The Environmental Protection Agency is fining Kia and Hyundai for underreporting greenhouse gas emissions for more than one million of their vehicles. In what the EPA is calling a “historic greenhouse gas enforcement case,” the EPA is fining Kia and Hyundai largely for the 4.75 million metric tons of GHGs that the companies failed to certify to the EPA. The automakers also over-reported the fuel efficiency of several vehicles and settled through a series of lawsuits creating a compensation program for buyers for misstating the mileage on cars.
The underpinning behind the fine is that the EPA is regulating carbon dioxide and other greenhouse gas emissions. But the EPA isn’t regulating them because of any direct adverse health impacts to humans or the environment. Washington is regulating greenhouse gas emissions because of their alleged effect on warming. While the bulk of the EPA’s climate plan is cutting carbon dioxide from new and existing power plants, the first victim of the agency’s climate warpath was restrictions on greenhouse gas emissions from tailpipes issued through more stringent fuel economy standards.
The Washington Post writes:
The record fine of $100 million and other penalties were described as the largest enforcement action of its kind under the federal Clean Air Act, in an unusual case involving emissions credits earned by manufacturers for producing low-emission vehicles, Environmental Protection Agency and Justice Department officials said in announcing the agreement. Under the terms of a voluntary consent decree, Hyundai and Kia also will forfeit 4.75 million greenhouse-gas credits, estimated to be worth more than $200 million. Car companies earn the credits for manufacturing vehicles that emit less greenhouse-gas pollution than the law requires.
Attorney General Eric Holder remarked, “This settlement upholds the integrity of the nation’s fuel economy and greenhouse-gas programs and supports all Americans who want to save fuel costs and reduce their environmental impact.”
Holder’s comments are problematic for a number of reasons. These burdensome regulations imposed by federal bureaucrats are not about fuel economy or environmental improvement. The EPA’s regulation of greenhouse gas emissions and fuel efficiency standards are about micromanaging the economy.
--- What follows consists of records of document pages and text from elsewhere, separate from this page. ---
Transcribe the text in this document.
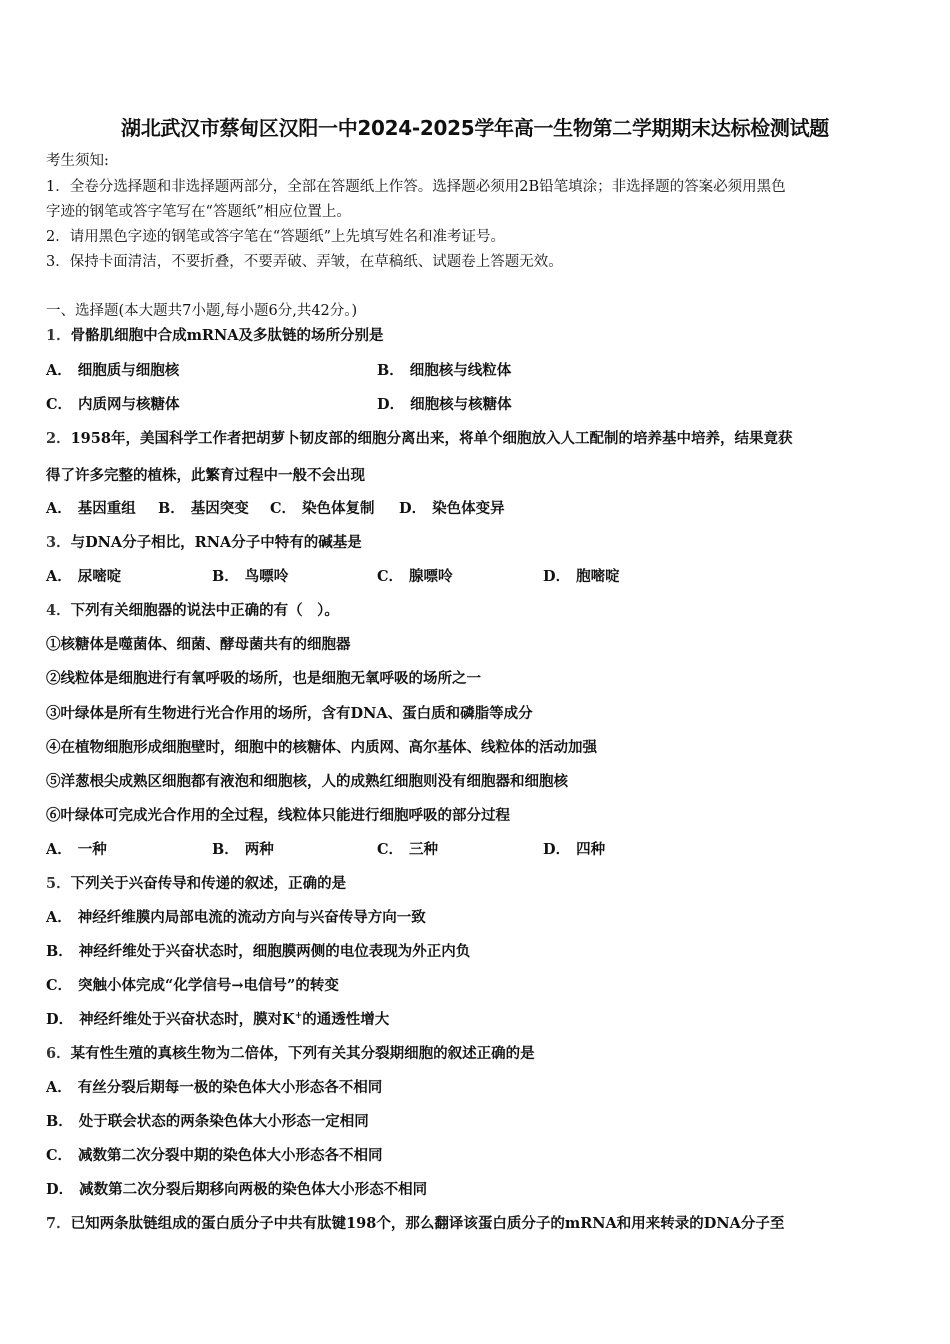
湖北武汉市蔡甸区汉阳一中2024-2025学年高一生物第二学期期末达标检测试题
考生须知:
1．全卷分选择题和非选择题两部分，全部在答题纸上作答。选择题必须用2B铅笔填涂；非选择题的答案必须用黑色
字迹的钢笔或答字笔写在“答题纸”相应位置上。
2．请用黑色字迹的钢笔或答字笔在“答题纸”上先填写姓名和准考证号。
3．保持卡面清洁，不要折叠，不要弄破、弄皱，在草稿纸、试题卷上答题无效。
一、选择题(本大题共7小题,每小题6分,共42分。)
1．骨骼肌细胞中合成mRNA及多肽链的场所分别是
A． 细胞质与细胞核	B． 细胞核与线粒体
C． 内质网与核糖体	D． 细胞核与核糖体
2．1958年，美国科学工作者把胡萝卜韧皮部的细胞分离出来，将单个细胞放入人工配制的培养基中培养，结果竟获
得了许多完整的植株，此繁育过程中一般不会出现
A． 基因重组 B． 基因突变 C． 染色体复制 D． 染色体变异
3．与DNA分子相比，RNA分子中特有的碱基是
A． 尿嘧啶	B． 鸟嘌呤	C． 腺嘌呤	D． 胞嘧啶
4．下列有关细胞器的说法中正确的有（　）。
①核糖体是噬菌体、细菌、酵母菌共有的细胞器
②线粒体是细胞进行有氧呼吸的场所，也是细胞无氧呼吸的场所之一
③叶绿体是所有生物进行光合作用的场所，含有DNA、蛋白质和磷脂等成分
④在植物细胞形成细胞壁时，细胞中的核糖体、内质网、高尔基体、线粒体的活动加强
⑤洋葱根尖成熟区细胞都有液泡和细胞核，人的成熟红细胞则没有细胞器和细胞核
⑥叶绿体可完成光合作用的全过程，线粒体只能进行细胞呼吸的部分过程
A． 一种	B． 两种	C． 三种	D． 四种
5．下列关于兴奋传导和传递的叙述，正确的是
A． 神经纤维膜内局部电流的流动方向与兴奋传导方向一致
B． 神经纤维处于兴奋状态时，细胞膜两侧的电位表现为外正内负
C． 突触小体完成“化学信号→电信号”的转变
D． 神经纤维处于兴奋状态时，膜对K+的通透性增大
6．某有性生殖的真核生物为二倍体，下列有关其分裂期细胞的叙述正确的是
A． 有丝分裂后期每一极的染色体大小形态各不相同
B． 处于联会状态的两条染色体大小形态一定相同
C． 减数第二次分裂中期的染色体大小形态各不相同
D． 减数第二次分裂后期移向两极的染色体大小形态不相同
7．已知两条肽链组成的蛋白质分子中共有肽键198个，那么翻译该蛋白质分子的mRNA和用来转录的DNA分子至
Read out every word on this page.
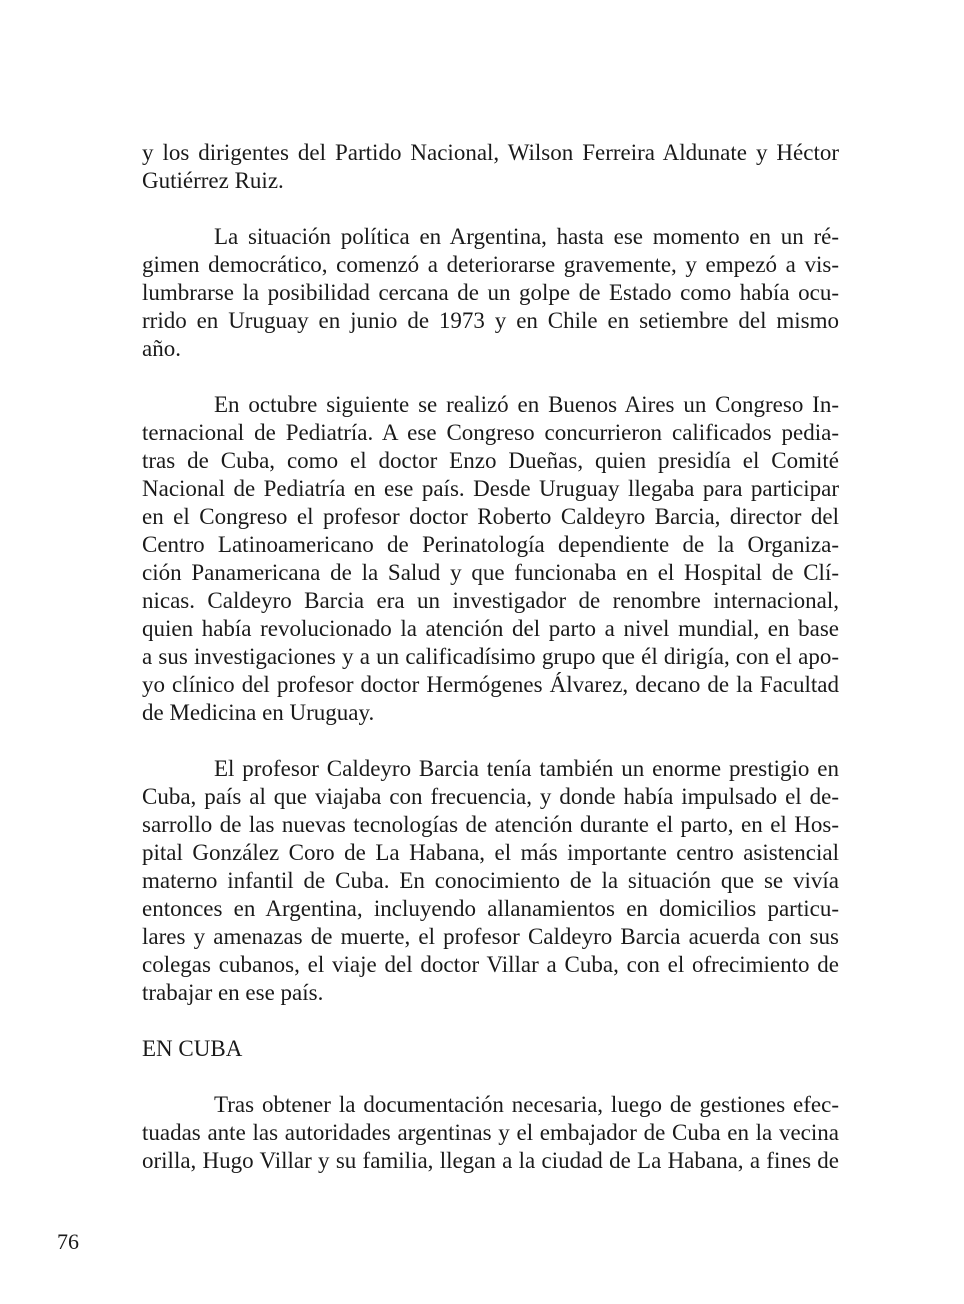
y los dirigentes del Partido Nacional, Wilson Ferreira Aldunate y Héctor
Gutiérrez Ruiz.
La situación política en Argentina, hasta ese momento en un ré-
gimen democrático, comenzó a deteriorarse gravemente, y empezó a vis-
lumbrarse la posibilidad cercana de un golpe de Estado como había ocu-
rrido en Uruguay en junio de 1973 y en Chile en setiembre del mismo
año.
En octubre siguiente se realizó en Buenos Aires un Congreso In-
ternacional de Pediatría. A ese Congreso concurrieron calificados pedia-
tras de Cuba, como el doctor Enzo Dueñas, quien presidía el Comité
Nacional de Pediatría en ese país. Desde Uruguay llegaba para participar
en el Congreso el profesor doctor Roberto Caldeyro Barcia, director del
Centro Latinoamericano de Perinatología dependiente de la Organiza-
ción Panamericana de la Salud y que funcionaba en el Hospital de Clí-
nicas. Caldeyro Barcia era un investigador de renombre internacional,
quien había revolucionado la atención del parto a nivel mundial, en base
a sus investigaciones y a un calificadísimo grupo que él dirigía, con el apo-
yo clínico del profesor doctor Hermógenes Álvarez, decano de la Facultad
de Medicina en Uruguay.
El profesor Caldeyro Barcia tenía también un enorme prestigio en
Cuba, país al que viajaba con frecuencia, y donde había impulsado el de-
sarrollo de las nuevas tecnologías de atención durante el parto, en el Hos-
pital González Coro de La Habana, el más importante centro asistencial
materno infantil de Cuba. En conocimiento de la situación que se vivía
entonces en Argentina, incluyendo allanamientos en domicilios particu-
lares y amenazas de muerte, el profesor Caldeyro Barcia acuerda con sus
colegas cubanos, el viaje del doctor Villar a Cuba, con el ofrecimiento de
trabajar en ese país.
EN CUBA
Tras obtener la documentación necesaria, luego de gestiones efec-
tuadas ante las autoridades argentinas y el embajador de Cuba en la vecina
orilla, Hugo Villar y su familia, llegan a la ciudad de La Habana, a fines de
76
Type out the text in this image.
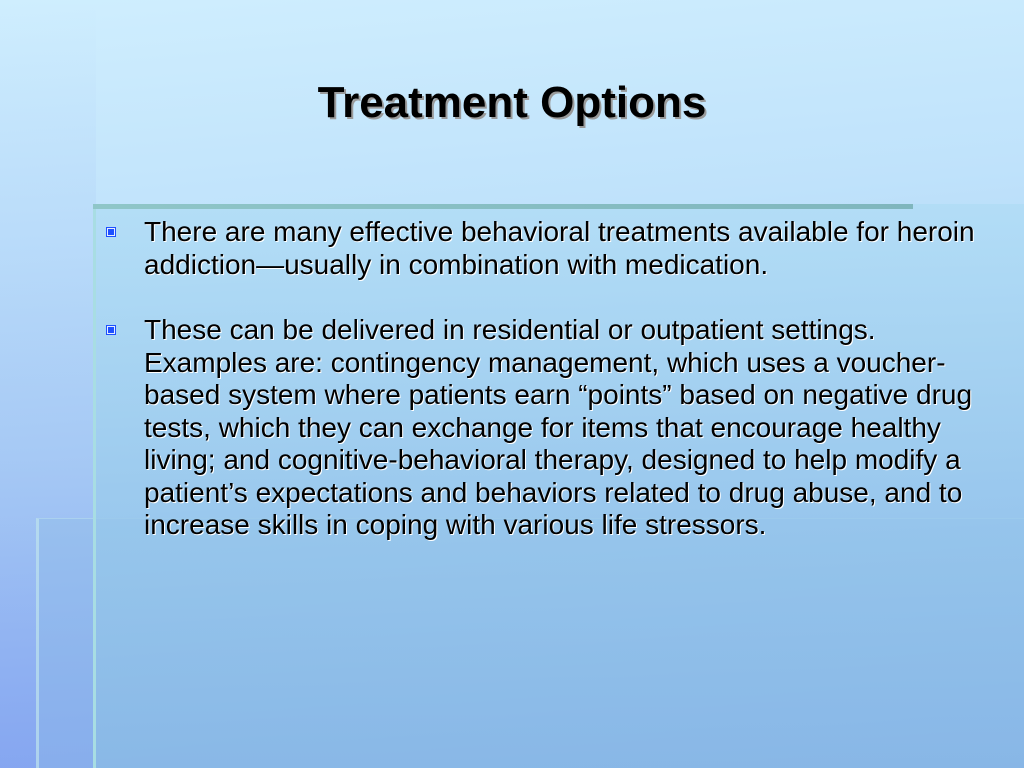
Treatment Options
There are many effective behavioral treatments available for heroin addiction—usually in combination with medication.
These can be delivered in residential or outpatient settings. Examples are: contingency management, which uses a voucher-based system where patients earn “points” based on negative drug tests, which they can exchange for items that encourage healthy living; and cognitive-behavioral therapy, designed to help modify a patient’s expectations and behaviors related to drug abuse, and to increase skills in coping with various life stressors.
But Americans don’t need the federal government to tell them how to save money on fuel costs–they’re perfectly capable of making those decisions on their own. Car manufacturers can meet the demands of the consumers without help from the federal government. And while mile-per-gallon standards for motor vehicles date back to the 1970s, they weren’t a good idea then and they’re not now. They override choice from the individual and place those choices in the hands of Washington regulators.
Importantly, Kia and Hyundai’s violation was not some major environmental gaffe, either. The carbon emissions coming from motor vehicles, power plants, industrial sources and humans exhaling aren’t polluting our breathable air. As mentioned above, this is a nontoxic gas we’re talking about here. The regulations are all about a warming planet but evidence continues to show that climate change is not the calamity proponents of the regulations make it out to be. And the regulations promulgated by the federal government aren’t going to make a dent in global emissions and therefore have no measureable impact on the earth’s temperatures.
However, placing limits are carbon-emitting conventional fuels, which provide a large majority of Americans’ energy needs, will have an adverse measurable impact on the pocketbooks of American families and the broad economy, not to mention on a few auto manufacturers. We rely on energy for just about most goods and services and when the federal government drives up costs with regulations, families and businesses are hit again and again.
Whatever the make up the new Congress may be, it’s clear that the EPA’s climate regulations need to go.